Cuisineer Restaurant

Paell, your hometown, has a thriving populace already, many of whom know and remember you fondly. You’ll find stores selling boba tea for restoring health, equipment for fighting, and furniture for the restaurant. The first two of these things help to prepare you for what’s outside the town, which are procedurally-generated dungeons with themed biomes. You’ll fight giant chickens and fire-breathing peppers to collect ingredients for your restaurant, and you can collect resources like wood as well. Die, and lose most of your resources – I overextended myself and died on my first run, because, again, I’m impatient.

This is the most fun part for me: you get to bring all those ingredients back to your restaurant and start cooking. The more you collect, the more dishes you can cook, and the more dishes you can serve. The more you serve, the more money you make, and the more you can upgrade your restaurant. I was reminded of my countless hours in front of my computer as a kid playing Diner Dash, completely hyperfocused on serving customers with maximum efficiency. I’ve always loved restaurant management sims, so combining that genre with dungeon delving makes me shockingly into Cuisineer.

Cuisineer dungeon

More than that, though, I love the distinctly Asian flavour of the game. The developers are based in Singapore, where I was born, raised, and still live to this day. There’s a light Singlish tone to some of the dialogue, a kind of creole language that melds different dialects and languages spoken in Singapore with English. A lot of the recipes you can cook are drawn straight from Singaporean foods, with dishes like popiah and kaya jam on the list of things you can cook.

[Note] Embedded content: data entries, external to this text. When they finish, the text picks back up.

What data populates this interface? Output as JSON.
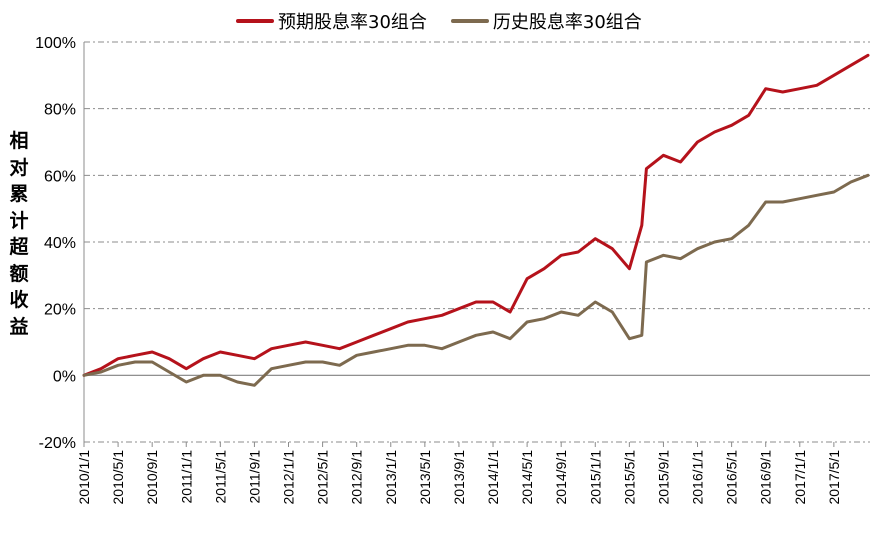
{
  "chart_data": {
    "type": "line",
    "title": "",
    "ylabel": "相对累计超额收益",
    "xlabel": "",
    "ylim": [
      -0.2,
      1.0
    ],
    "yticks": [
      "-20%",
      "0%",
      "20%",
      "40%",
      "60%",
      "80%",
      "100%"
    ],
    "yticks_values": [
      -0.2,
      0.0,
      0.2,
      0.4,
      0.6,
      0.8,
      1.0
    ],
    "x_tick_labels": [
      "2010/1/1",
      "2010/5/1",
      "2010/9/1",
      "2011/1/1",
      "2011/5/1",
      "2011/9/1",
      "2012/1/1",
      "2012/5/1",
      "2012/9/1",
      "2013/1/1",
      "2013/5/1",
      "2013/9/1",
      "2014/1/1",
      "2014/5/1",
      "2014/9/1",
      "2015/1/1",
      "2015/5/1",
      "2015/9/1",
      "2016/1/1",
      "2016/5/1",
      "2016/9/1",
      "2017/1/1",
      "2017/5/1"
    ],
    "grid": true,
    "legend_position": "top",
    "x": [
      "2010/1/1",
      "2010/3/1",
      "2010/5/1",
      "2010/7/1",
      "2010/9/1",
      "2010/11/1",
      "2011/1/1",
      "2011/3/1",
      "2011/5/1",
      "2011/7/1",
      "2011/9/1",
      "2011/11/1",
      "2012/1/1",
      "2012/3/1",
      "2012/5/1",
      "2012/7/1",
      "2012/9/1",
      "2012/11/1",
      "2013/1/1",
      "2013/3/1",
      "2013/5/1",
      "2013/7/1",
      "2013/9/1",
      "2013/11/1",
      "2014/1/1",
      "2014/3/1",
      "2014/5/1",
      "2014/7/1",
      "2014/9/1",
      "2014/11/1",
      "2015/1/1",
      "2015/3/1",
      "2015/5/1",
      "2015/6/15",
      "2015/7/1",
      "2015/9/1",
      "2015/11/1",
      "2016/1/1",
      "2016/3/1",
      "2016/5/1",
      "2016/7/1",
      "2016/9/1",
      "2016/11/1",
      "2017/1/1",
      "2017/3/1",
      "2017/5/1",
      "2017/7/1",
      "2017/9/1"
    ],
    "series": [
      {
        "name": "预期股息率30组合",
        "color": "#b5121b",
        "values": [
          0.0,
          0.02,
          0.05,
          0.06,
          0.07,
          0.05,
          0.02,
          0.05,
          0.07,
          0.06,
          0.05,
          0.08,
          0.09,
          0.1,
          0.09,
          0.08,
          0.1,
          0.12,
          0.14,
          0.16,
          0.17,
          0.18,
          0.2,
          0.22,
          0.22,
          0.19,
          0.29,
          0.32,
          0.36,
          0.37,
          0.41,
          0.38,
          0.32,
          0.45,
          0.62,
          0.66,
          0.64,
          0.7,
          0.73,
          0.75,
          0.78,
          0.86,
          0.85,
          0.86,
          0.87,
          0.9,
          0.93,
          0.96
        ]
      },
      {
        "name": "历史股息率30组合",
        "color": "#7d6a4f",
        "values": [
          0.0,
          0.01,
          0.03,
          0.04,
          0.04,
          0.01,
          -0.02,
          0.0,
          0.0,
          -0.02,
          -0.03,
          0.02,
          0.03,
          0.04,
          0.04,
          0.03,
          0.06,
          0.07,
          0.08,
          0.09,
          0.09,
          0.08,
          0.1,
          0.12,
          0.13,
          0.11,
          0.16,
          0.17,
          0.19,
          0.18,
          0.22,
          0.19,
          0.11,
          0.12,
          0.34,
          0.36,
          0.35,
          0.38,
          0.4,
          0.41,
          0.45,
          0.52,
          0.52,
          0.53,
          0.54,
          0.55,
          0.58,
          0.6
        ]
      }
    ]
  }
}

Maybe I’m biased, but I love seeing my extraordinarily diverse culture showcased here, especially in a game this compelling. While I’ve never cared for spending hours getting good at a roguelike, Cuisineer has mashed together two genres that feel incredible together. For once, I actually want to get good at this game, and I feel like with enough practice, I can. I am going to make this restaurant the best Paell has ever seen, damn it. And I’m going to do it while slinging popiah and kaya on toast.